Attila Kondor, project leader at the Research Centre for Astronomy and Earth Sciences of HAS.

Their research leading also to practicable developments is funded through the National Competitiveness and Excellence Programme (NVKP_16).

The call of the National Competitiveness and Excellence Programme (NVKP_16) was open to project proposals of Hungarian institutions of higher education, research institutions and Central Hungarian consortiums established by businesses. The scheme aimed to support research, development and innovation activities having a strategic importance and improving the competitiveness of Hungary and resulting in marketable products, services or technologies of high intellectual added value.

To this call, the Geographical Institute of the Research Centre for Astronomy and Earth Sciences of HAS has submitted a winning project proposal containing a rather complex approach to the environmental load represented by urbanisation. They do a simultaneous research into the spatial movement and the behaviour of people residing in the Budapest metropolitan region (for example using the data of their mobile phones), the quantity of substances emitted to the environment with communal waste and affecting the hormone system, and develop risk mitigating solutions.

In the past decades, metropolitan regions (cities together with their commuter belts) – central cities can be frequently observed despite a decreasing population – kept expanding in Europe and in Hungary. The number of registered residents, however, does not always reflect realistic information on the users of metropolitan regions. Researchers assume that their number is much higher than that reflected in the statistics.

“Many of the people living in urban areas around cities are either doing only seasonal work or living there but are not registered residents”, says the project manager, Attila Kondor, a researcher at the Research Centre for Astronomy and Earth Sciences of HAS. “And the extreme dynamic changes of these regions add another perspective to our research. In the case of Hungary, commuting, daily mobility plays a major role especially in the environs of Budapest. In the Budapest metropolitan region encompassing 186 localities and also serving as the sample area of the project, 400,000 people are commuting even according to the statistics, which represents 13 million “commuting kilometres” on a daily basis.”

Both population research and environmental protection rely heavily on statistics. In many cases it works well but, in fact, sometimes people happen to be elsewhere and their daily rhythm also differs from those assumed. According to Attila Kondor “good environmental policy can only be built on less biased data but these data may also have an influence on the direction of technological developments.” The movement of people is assessed with the help of a model using cell information provided by mobile phone service providers. They have managed to conclude an agreement with Hungarian Telekom: the service provider supplies anonymous information to the researchers based on which the daily movements of mobile subscribers can be identified.

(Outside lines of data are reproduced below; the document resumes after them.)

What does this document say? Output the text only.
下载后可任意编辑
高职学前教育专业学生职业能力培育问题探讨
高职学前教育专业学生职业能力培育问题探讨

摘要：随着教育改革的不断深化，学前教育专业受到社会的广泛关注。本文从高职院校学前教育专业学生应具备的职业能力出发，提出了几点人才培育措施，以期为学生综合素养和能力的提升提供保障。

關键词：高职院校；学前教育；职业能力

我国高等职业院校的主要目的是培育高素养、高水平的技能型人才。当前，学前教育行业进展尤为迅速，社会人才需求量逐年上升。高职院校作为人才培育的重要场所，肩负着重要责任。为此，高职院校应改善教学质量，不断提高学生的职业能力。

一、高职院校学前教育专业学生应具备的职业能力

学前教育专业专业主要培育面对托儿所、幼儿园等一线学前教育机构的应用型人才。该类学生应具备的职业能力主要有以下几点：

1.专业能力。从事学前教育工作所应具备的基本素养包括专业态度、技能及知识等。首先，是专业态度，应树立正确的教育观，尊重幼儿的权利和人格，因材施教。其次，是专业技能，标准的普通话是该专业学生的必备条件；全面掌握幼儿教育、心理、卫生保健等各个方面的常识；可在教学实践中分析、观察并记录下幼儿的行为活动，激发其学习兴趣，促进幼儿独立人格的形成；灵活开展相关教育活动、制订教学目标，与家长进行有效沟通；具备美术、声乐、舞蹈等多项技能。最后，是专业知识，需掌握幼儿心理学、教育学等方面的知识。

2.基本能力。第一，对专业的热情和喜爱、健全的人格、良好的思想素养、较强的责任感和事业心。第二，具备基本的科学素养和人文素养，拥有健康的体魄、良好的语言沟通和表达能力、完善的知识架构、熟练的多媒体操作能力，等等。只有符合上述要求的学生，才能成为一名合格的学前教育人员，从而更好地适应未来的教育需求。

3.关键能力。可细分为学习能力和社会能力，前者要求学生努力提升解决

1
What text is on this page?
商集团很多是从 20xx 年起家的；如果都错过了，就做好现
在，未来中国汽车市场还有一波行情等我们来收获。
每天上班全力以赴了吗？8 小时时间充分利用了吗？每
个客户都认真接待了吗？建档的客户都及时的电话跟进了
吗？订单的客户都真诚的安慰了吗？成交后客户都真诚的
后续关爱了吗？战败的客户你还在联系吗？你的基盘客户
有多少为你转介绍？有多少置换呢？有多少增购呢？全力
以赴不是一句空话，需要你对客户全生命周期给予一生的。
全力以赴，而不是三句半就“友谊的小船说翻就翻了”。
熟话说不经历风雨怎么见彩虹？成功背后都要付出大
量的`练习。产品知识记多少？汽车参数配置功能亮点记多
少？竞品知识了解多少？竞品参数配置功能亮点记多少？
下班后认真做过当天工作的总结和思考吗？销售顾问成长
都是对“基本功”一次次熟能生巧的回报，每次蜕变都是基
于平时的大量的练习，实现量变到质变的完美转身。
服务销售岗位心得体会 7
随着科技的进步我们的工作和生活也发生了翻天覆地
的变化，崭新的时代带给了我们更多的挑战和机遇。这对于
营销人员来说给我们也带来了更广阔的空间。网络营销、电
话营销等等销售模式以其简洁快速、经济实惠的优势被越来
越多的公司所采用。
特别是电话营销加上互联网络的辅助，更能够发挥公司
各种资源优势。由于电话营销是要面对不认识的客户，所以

In the framework of field testing, the researchers probe surface and groundwaters for their condition. Not only the types of substances (drug residues, heavy metals) identified bear importance but also the reasons for certain compounds occurring at certain places and not at others or in other types of waters. They are looking for a “natural media” – whether soil, a set of environmental parameters or a material – that demonstrably functions well in nature, filters hazardous substances out and protects groundwaters. This basic research is, in part, the starting point of technological developments, for example the design of filtering systems.

Based on the outputs of the basic research, the project participants are working on risk mitigation developments for public and private entities. To detect the pollution level of natural waters, the Department of Aquaculture of Szent István University is developing a rapid test. For a long time now, they have been studying zebrafish (Danio rerio) whose embryos – and the full-grown animals of certain varieties – are transparent. Influenced by certain substances, zebrafish emits light (a fluorescent sign). They “tune” the fishes to high-risk compounds existing in the field and calibrate their light emission. With this they can give an inexpensive testing device to, for example, smaller or larger food industry businesses operating their own industrial water resource.

Through research laboratory tests, they are developing a process in cooperation with UTB Envirotech Zrt., one of the industrial partners of the consortium, for detoxifying sewage sludge and they would like to get this process patented. As a result of this process, sludge could be spread on lands as fertilizer. In the consortium, Aquaprofit Zrt. is engaged in the development of a protocol for mitigating the risks to water resources. Either a company or a city may happen to need a risk mitigation plan to protect their waters to be used against drug residual researched in the project under quickly changing circumstances. Should the software developed in the project and used for identifying the potential pollution of the waters of a certain area signal that certain substances pose a risk to a water resource, then a water treatment equipment is worth to be purchased to such area.

“Seemingly harmless materials with currently low concentrations in natural waters must also be intensively studied in the framework of the project”, says Attila Kondor. “But industrial-technological development is unbelievably fast and the basic research revealed that due to concentrated metropolitan consumption, materials we did not deal with just a couple of years ago may very quickly occur; let’s just think of the spreading use of antidepressants or antiepileptic drugs. So environmental loading changes at a rapid pace - and that is what we have to prepare for.”